Des câbles électriques qui ne trouvaient toujours pas leur connexion. Paul marmonna, l’esprit en pleine confusion :

— Comprends pas.

— C’est pourtant simple. Depuis plusieurs mois, nous pensons que le courrier utilisé par les Turcs était une femme. En Turquie, les femmes sont médecins, ingénieurs, ministres. Pourquoi pas trafiquantes de drogue ?

Cette fois, la connexion eut lieu. Sema Gokalp, Anna Heymes. La femme aux deux visages. La mafia turque avait envoyé ses Loups sur les traces de celle qui l’avait trahie.

La Proie était le passeur.

Paul se livra à une reconstitution-éclair : cette nuit, Schiffer avait surpris Sema au moment où, précisément, elle récupérait la drogue.

Il y avait eu affrontement.

Il y avait eu massacre.

Et la Proie courait encore...

Olivier Amien ne riait plus du tout :

— Votre enquête nous intéresse, Nerteaux. Nous avons établi le lien entre les trois victimes de votre affaire et la femme que nous cherchons. Les chefs du cartel turc ont envoyé des tueurs pour la dénicher et ils l’ont ratée jusqu’ici. Où est-elle, Nerteaux ? Avez-vous le moindre indice pour la retrouver ?

Paul ne répondit pas. Il remontait mentalement le train qui lui était passé sous le nez : les Loups Gris torturant les femmes, sur la piste de la drogue ; Schiffer armé de son flair comprenant peu à peu qu’il poursuivait celle-là même qui l’avait doublé en s’enfuyant avec le précieux chargement...

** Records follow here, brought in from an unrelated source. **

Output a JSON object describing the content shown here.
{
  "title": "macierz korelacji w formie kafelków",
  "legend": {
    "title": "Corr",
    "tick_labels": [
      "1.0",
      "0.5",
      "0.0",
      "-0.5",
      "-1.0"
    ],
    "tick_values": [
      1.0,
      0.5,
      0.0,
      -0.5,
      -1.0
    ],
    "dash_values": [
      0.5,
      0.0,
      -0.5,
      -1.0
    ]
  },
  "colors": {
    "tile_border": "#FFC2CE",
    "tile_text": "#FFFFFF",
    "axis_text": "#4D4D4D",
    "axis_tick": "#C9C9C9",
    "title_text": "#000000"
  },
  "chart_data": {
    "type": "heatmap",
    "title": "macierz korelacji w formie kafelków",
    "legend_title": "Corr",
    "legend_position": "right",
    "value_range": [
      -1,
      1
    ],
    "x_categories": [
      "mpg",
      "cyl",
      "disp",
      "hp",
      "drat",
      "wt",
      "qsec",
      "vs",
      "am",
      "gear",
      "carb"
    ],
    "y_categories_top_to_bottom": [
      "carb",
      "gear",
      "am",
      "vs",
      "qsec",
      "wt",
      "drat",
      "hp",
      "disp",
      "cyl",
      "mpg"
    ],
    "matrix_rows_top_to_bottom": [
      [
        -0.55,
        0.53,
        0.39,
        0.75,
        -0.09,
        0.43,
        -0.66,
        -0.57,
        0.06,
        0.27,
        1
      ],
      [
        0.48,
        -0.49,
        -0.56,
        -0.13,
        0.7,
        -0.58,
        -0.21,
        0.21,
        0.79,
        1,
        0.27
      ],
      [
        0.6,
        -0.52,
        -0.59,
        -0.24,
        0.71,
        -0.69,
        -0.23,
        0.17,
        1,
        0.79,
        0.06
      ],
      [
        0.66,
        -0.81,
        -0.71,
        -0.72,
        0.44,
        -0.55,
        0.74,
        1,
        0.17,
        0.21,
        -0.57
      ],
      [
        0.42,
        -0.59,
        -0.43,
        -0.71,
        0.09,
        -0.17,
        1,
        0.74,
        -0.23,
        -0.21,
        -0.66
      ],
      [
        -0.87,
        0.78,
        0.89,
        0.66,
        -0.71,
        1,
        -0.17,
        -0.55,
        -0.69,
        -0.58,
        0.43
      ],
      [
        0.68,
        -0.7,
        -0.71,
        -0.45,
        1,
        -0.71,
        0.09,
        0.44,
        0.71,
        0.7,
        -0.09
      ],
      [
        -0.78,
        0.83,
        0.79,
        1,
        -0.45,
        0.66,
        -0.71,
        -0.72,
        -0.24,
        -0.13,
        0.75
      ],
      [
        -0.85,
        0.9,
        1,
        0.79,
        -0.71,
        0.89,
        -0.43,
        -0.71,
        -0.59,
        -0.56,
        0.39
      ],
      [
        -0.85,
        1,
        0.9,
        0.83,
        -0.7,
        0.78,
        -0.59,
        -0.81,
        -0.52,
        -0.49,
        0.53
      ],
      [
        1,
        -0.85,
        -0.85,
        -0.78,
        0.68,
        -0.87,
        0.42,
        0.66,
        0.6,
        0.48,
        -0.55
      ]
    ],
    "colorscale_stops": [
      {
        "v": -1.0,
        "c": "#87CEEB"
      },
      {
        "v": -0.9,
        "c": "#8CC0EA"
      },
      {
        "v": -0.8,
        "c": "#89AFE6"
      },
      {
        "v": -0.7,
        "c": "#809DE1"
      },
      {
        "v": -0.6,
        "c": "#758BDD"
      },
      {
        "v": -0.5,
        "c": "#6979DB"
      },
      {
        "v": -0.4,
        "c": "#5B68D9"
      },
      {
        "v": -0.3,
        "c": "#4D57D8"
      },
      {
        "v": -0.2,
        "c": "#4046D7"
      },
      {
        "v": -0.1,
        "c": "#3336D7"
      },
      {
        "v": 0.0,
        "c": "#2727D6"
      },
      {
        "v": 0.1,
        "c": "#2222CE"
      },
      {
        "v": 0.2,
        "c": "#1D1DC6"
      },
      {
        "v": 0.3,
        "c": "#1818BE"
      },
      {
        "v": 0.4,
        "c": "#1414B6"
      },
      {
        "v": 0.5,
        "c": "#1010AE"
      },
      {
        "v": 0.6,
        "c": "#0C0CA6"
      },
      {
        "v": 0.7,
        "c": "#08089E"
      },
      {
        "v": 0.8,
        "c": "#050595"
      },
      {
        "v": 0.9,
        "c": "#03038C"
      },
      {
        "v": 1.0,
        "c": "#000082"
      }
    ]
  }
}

Soudain, il prit sa décision. Sans préambule, il raconta toute l’affaire à Olivier Amien. Le rapt de Zeynep Tütengil, en novembre 2001. La découverte de Sema Gokalp dans le hammam. L’intervention de Philippe Charlier et son opération de nettoyage. Le programme de conditionnement psychique. La création d’Anna Heymes. La fuite de cette dernière, qui marchait sur ses propres traces et qui recouvrait peu à peu la mémoire... jusqu’à réintégrer sa peau de trafiquante et prendre le chemin du cimetière.